Township of Pemberton v. Berardi
This is an important decision since it sets a deadline for the filing of a declaration of taking. Under New Jersey law, a condemning authority is allowed to “test the waters” by filing a complaint in a condemnation action without filing a declaration of taking or depositing funds into court. The purpose for filing the declaration of taking at a later point is to allow the condemning authority to know how much it will cost to acquire the property before it commits itself to purchase the property. However, this creates a substantial hardship on property owners since they do not know whether the property will be ultimately taken while they litigate the case (which could take years).

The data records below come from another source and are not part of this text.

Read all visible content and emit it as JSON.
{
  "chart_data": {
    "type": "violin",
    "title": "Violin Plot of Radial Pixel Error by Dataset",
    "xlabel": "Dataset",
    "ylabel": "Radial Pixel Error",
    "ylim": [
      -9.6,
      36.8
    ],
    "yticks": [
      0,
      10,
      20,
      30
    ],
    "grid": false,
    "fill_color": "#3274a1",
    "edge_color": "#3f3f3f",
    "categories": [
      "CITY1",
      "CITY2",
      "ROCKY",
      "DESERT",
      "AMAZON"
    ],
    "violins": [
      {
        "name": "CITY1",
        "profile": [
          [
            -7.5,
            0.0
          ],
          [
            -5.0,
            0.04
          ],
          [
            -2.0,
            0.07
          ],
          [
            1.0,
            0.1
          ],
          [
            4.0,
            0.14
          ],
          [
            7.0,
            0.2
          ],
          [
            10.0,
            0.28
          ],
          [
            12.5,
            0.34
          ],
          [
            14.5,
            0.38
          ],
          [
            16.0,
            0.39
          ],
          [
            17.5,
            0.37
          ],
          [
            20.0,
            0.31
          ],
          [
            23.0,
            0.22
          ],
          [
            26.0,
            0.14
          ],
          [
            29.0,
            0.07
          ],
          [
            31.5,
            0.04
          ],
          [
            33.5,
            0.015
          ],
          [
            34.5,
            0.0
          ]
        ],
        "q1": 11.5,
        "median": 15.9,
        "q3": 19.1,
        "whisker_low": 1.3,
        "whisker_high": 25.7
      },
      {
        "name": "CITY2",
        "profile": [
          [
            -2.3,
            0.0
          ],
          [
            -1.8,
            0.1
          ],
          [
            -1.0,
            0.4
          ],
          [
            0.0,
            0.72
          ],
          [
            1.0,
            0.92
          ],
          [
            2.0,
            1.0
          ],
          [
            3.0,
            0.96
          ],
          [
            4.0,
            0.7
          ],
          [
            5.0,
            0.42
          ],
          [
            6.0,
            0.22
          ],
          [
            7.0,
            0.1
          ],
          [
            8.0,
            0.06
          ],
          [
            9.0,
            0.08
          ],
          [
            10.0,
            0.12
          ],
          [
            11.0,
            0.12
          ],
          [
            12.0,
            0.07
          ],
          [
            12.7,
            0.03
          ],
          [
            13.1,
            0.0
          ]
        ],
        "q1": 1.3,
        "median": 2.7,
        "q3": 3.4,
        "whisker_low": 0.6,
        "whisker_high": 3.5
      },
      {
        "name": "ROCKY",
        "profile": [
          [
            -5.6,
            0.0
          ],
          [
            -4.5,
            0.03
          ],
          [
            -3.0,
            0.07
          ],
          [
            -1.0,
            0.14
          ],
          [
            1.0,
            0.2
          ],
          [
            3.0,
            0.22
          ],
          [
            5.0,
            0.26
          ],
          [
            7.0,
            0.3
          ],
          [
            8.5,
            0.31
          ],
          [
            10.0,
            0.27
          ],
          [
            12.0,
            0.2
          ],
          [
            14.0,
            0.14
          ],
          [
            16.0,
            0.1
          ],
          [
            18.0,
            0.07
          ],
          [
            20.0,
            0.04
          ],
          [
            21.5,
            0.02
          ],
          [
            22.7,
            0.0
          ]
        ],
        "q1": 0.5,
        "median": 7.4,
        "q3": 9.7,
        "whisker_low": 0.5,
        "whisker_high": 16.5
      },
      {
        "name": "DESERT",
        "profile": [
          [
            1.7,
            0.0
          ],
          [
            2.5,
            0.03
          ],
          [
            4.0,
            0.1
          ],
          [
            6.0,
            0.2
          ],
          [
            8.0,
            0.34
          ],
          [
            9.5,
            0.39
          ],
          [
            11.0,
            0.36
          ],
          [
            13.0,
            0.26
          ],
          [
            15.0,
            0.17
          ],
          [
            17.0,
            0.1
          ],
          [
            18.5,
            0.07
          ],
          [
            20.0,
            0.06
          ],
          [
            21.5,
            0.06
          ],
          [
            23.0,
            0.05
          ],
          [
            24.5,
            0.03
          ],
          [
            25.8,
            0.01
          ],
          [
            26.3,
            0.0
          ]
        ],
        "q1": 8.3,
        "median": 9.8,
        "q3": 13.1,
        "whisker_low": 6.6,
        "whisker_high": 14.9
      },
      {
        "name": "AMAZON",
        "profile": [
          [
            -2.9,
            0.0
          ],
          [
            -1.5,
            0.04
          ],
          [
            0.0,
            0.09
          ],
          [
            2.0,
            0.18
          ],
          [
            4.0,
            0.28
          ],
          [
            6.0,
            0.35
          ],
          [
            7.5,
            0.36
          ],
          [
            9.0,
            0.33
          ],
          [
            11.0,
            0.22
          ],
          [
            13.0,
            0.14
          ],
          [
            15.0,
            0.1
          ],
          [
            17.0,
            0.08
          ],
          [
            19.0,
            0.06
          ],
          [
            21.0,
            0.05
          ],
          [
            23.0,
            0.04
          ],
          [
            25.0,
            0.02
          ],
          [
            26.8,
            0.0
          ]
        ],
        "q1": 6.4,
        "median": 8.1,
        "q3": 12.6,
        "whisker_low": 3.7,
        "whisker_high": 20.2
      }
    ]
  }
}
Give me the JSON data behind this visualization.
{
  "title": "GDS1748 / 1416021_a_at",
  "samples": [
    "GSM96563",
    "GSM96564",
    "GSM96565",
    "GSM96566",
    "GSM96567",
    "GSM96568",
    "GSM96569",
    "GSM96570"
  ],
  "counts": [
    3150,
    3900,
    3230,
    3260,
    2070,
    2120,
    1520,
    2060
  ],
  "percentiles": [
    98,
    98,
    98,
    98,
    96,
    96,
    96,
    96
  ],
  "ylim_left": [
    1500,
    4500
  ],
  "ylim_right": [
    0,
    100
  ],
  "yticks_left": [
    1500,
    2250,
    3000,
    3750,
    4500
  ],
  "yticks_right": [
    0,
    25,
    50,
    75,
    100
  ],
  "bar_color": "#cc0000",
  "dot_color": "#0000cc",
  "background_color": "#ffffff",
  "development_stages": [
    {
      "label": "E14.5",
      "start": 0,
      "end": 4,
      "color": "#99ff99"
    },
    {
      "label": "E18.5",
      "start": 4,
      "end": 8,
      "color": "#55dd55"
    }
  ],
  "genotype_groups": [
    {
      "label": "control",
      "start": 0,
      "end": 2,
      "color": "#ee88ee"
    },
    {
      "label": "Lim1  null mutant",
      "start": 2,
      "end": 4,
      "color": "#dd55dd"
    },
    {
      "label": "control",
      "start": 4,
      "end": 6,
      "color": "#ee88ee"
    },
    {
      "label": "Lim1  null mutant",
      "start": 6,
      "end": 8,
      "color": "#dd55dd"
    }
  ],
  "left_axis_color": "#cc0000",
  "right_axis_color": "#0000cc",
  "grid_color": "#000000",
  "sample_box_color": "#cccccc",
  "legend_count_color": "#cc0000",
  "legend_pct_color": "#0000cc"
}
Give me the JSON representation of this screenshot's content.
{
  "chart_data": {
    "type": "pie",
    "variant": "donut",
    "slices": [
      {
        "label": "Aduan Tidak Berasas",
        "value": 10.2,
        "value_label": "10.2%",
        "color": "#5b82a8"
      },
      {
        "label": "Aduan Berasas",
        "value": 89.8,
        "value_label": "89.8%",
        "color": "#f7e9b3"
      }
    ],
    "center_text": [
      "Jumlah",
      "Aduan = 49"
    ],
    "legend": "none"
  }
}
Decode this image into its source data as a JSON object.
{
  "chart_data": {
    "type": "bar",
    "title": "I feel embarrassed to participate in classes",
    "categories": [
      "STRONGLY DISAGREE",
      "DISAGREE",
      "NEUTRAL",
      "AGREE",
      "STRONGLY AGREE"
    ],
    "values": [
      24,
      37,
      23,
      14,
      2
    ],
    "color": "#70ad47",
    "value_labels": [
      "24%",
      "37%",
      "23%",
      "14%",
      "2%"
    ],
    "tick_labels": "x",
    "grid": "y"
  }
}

In Berardi, the Township of Pemberton filed a complaint seeking to condemn property on September 30, 2002. After the complaint was filed, the parties proceeded forward with the litigation while continuing to negotiate a settlement. However, after two years elapsed without the filing of a declaration of taking, the Berardis filed a motion to compel Pemberton to either file a declaration of taking or abandon the proceedings. The court denied the motion, but ordered Pemberton to deposit the amount determined by the Commissioners into court. The Berardis waited three months and refiled their motion to compel the filing of a declaration of taking or that abandonment of the action, relying upon the following statute. (N.J.S.A. 20:3-25):
If within 6 months from the date of appointment of commissioners, the condemnor fails to file a declaration of taking, the court, upon application of any condemnee, and on notice to all parties in interest, may require the condemnor, at its election, to either file a declaration of taking and make the deposit hereinabove provided, or abandon the proceedings pursuant to section 35 hereof. For good cause and upon terms, the court may extend the time for the filing of such declaration of taking, but not more than 3 months after the commencement of the action.
Pemberton focused on the word “may” and argued that the trial court has discretion to extend the deadline to file a declaration of taking beyond the 6 month time period.
After reviewing the legislative history of the law, the Appellate Division noted that the purpose of this section of the condemnation law (N.J.S.A. 20:3-25) was to protect property owners. The court concluded that a fair reading of this section is that it was “enacted to ameliorate perceived hardships, inequality and unfairness to property owners.” Under Pemberton’s reading of the statute, a condemning authority would be permitted to try it’s case to conclusion and then make a determination of whether or not to acquire the property. Clearly, this would be an extreme hardship on the property owner since the property would be tied up during the litigation. For example, some cases take two to three years to try to conclusion. During this time period, a property owner would not be able to effectively rent his or her property or make any improvements because the owner may ultimately lose title to the property.
The Appellate Division held that once a condemnee files an application to compel the condemning authority to file its declaration of taking or abandon the proceedings, the condemning authority must either file its declaration of taking and deposit the funds with court, or abandon the action. The trial court has the discretion to extend the deadline to file the declaration of taking and to deposit the funds for an additional three months after the filing of the application. However, this is the deadline. In the event the condemning authority does not file its declaration of taking within six months of the filing of the complaint, a prudent condemnee should immediately file an application to compel the taking and deposit of funds (assuming it is not appealing or otherwise litigating the right to take). This would provide a property owner with more certainty as to the outcome in regards to the ownership of the property.